Article · book: capital ideas · finance

Capital Ideas — Chapter 11: The Universal Financial Device

  1. 1. Aristotle's story of Thales the Milesian describes the first recorded option contract, where Thales secured rights to olive presses by making small deposits.
  2. 2. Options are contracts that give the owner the right, but not the obligation, to take a specified action under agreed conditions.
  3. 3. Options serve both hedgers and speculators: hedgers pay a premium to limit risk, while speculators like Thales bet on future price movements.
  4. 4. Call options give the right to buy an asset; put options give the right to sell. Thales bought a call on olive presses; car insurance is a put option.
  5. 5. Fischer Black and Myron Scholes developed the Black-Scholes formula for pricing options, building on the Capital Asset Pricing Model.

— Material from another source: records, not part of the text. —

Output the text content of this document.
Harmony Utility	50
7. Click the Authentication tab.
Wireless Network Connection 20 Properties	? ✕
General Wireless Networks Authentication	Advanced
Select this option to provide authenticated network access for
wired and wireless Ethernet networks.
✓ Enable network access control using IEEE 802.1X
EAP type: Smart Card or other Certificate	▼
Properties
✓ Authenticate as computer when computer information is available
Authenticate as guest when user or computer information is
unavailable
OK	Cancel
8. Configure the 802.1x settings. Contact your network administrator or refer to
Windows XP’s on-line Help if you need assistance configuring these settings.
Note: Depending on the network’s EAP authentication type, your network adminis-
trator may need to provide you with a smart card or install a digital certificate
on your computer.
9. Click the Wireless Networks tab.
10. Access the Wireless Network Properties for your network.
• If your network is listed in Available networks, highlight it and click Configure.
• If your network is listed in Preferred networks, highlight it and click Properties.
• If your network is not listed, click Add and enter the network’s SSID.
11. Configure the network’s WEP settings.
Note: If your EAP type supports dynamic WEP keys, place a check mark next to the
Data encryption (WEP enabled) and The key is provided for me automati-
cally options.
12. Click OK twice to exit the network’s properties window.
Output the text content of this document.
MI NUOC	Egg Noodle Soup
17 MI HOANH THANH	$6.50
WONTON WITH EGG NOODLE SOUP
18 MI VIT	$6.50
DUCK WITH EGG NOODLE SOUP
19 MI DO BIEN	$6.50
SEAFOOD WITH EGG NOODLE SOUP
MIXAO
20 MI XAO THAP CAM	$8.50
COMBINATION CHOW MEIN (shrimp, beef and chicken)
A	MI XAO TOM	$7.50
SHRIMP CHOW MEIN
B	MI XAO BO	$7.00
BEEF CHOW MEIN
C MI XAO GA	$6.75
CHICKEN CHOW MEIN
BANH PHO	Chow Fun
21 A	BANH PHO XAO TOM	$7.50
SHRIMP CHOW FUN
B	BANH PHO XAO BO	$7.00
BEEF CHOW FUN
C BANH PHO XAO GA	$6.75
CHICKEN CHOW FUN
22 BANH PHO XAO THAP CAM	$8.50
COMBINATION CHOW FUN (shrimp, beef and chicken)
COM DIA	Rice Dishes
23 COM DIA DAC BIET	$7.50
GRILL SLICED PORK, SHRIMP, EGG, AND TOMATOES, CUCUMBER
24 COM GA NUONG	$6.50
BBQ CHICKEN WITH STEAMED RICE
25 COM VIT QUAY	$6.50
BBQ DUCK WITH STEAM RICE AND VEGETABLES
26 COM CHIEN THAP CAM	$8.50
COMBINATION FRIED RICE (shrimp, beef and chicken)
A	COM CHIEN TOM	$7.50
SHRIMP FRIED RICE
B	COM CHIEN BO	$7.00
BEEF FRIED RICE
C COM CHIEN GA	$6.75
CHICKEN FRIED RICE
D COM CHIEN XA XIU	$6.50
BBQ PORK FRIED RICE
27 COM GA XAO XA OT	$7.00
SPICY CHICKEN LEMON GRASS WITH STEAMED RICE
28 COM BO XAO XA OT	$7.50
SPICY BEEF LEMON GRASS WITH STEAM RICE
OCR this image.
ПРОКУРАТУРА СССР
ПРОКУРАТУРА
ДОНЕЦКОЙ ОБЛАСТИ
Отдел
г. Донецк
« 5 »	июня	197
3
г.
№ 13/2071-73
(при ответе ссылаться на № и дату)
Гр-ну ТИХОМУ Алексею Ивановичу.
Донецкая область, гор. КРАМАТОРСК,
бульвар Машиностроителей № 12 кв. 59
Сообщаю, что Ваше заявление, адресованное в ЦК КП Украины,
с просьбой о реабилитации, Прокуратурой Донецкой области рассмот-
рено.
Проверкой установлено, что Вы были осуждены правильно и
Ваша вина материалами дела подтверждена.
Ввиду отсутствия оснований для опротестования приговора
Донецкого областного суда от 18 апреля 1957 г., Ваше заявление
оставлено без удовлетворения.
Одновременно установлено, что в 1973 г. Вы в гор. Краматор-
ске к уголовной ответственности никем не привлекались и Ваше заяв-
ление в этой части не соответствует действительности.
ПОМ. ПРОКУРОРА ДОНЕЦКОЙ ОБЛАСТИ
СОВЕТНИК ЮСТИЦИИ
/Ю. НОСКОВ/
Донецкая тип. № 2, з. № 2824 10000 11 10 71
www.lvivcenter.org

  6. 6. Robert Merton provided a more elegant derivation of the option pricing formula using arbitrage arguments and continuous-time finance.
  7. 7. The Black-Scholes formula requires five inputs: stock price, exercise price, time to expiration, risk-free interest rate, and volatility.
  8. 8. The Chicago Board Options Exchange opened in April 1973, coinciding with the publication of the Black-Scholes paper, revolutionizing options trading.
  9. 9. Options theory applies to corporate liabilities: stockholders hold a call option on company assets, with the exercise price equal to debt principal.
  10. 10. The Black-Scholes formula is widely used by traders, but it can miss events like takeovers that prematurely end options.